Arus informasi yang kian tajam membuat ragam informasi semakin sulit difilter. Masyarakat yang dulunya menerima kedatangan Rohingya dengan tangan terbuka kini mulai terlihat enggan utuk berempati.
Jelas ini bukan tanpa alasan. Ketidaktegasan sikap pemerintah memperburuk keadaan.
Di satu sisi masyarakat perlu mengedepankan rasa kemanusiaan, namun di sisi lain tanggung jawab akan arus pegungsi Rohingnya belum jelas berada di tangan siapa.
Sampai saat ini, pegungsi Rohingnya terus berdatangan ke perairan Aceh. Jumlahnya semakin banyak dan diperlukan penanganan yang terstruktur. Pemerintah pusat belum terlihat tegas untuk menangani isu ini.
Baru-baru ini beberapa kelompok mahasiswa menggalang masa untuk "mengusir" manusia perahu. Tindakan mahasiswa ini banyak di kecam karena tidak spenuhnya mewakili suara masyarakat Aceh.
Ada beberapa alasan utama masyarakat menolak kedatangan Rohingnya, sikap pemerintah pusat yang terkesan lepas tangan boleh jadi alasan mendasar terjadinya penolakan secara masif.
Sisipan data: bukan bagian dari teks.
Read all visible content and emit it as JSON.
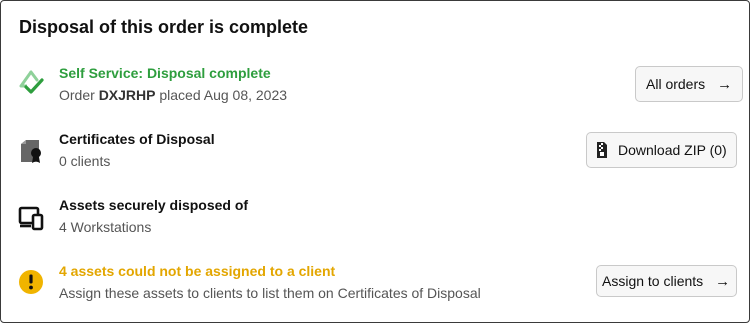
{
  "title": "Disposal of this order is complete",
  "colors": {
    "success": "#2e9e3e",
    "warning": "#e3a600",
    "icon_dark": "#222222"
  },
  "status": {
    "heading": "Self Service: Disposal complete",
    "order_prefix": "Order",
    "order_id": "DXJRHP",
    "order_suffix": "placed Aug 08, 2023",
    "button_label": "All orders",
    "icon": "recycle-check-icon"
  },
  "certificates": {
    "heading": "Certificates of Disposal",
    "sub": "0 clients",
    "button_label": "Download ZIP (0)",
    "icon": "certificate-icon",
    "button_icon": "zip-file-icon"
  },
  "assets": {
    "heading": "Assets securely disposed of",
    "sub": "4 Workstations",
    "icon": "devices-icon"
  },
  "unassigned": {
    "heading": "4 assets could not be assigned to a client",
    "sub": "Assign these assets to clients to list them on Certificates of Disposal",
    "button_label": "Assign to clients",
    "icon": "warning-icon"
  }
}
Hal ni sangat wajar dipahami terlebih beban akan tempat penampungan pengungsi Rohingnya secara tidak langsung pada masyarakat setempat. Lantas, apa peran negara ?
Di beberapa tempat masyarakat telah bahu membahu membantu pengungsi Rohingya dengan menyediakan makanan serta minuman. Meskipun demikian, arus kedatangan manusia perahu ke perairan Aceh seakan tak ada hentinya.
Sejak November lalu, jumlah pengungsi Rohingya telah mencapai angka 1.500. Tidak ada yang bisa memprediksi berapa ribu lagi yang akan tiba jika pemerintah tidak bertindak tegas.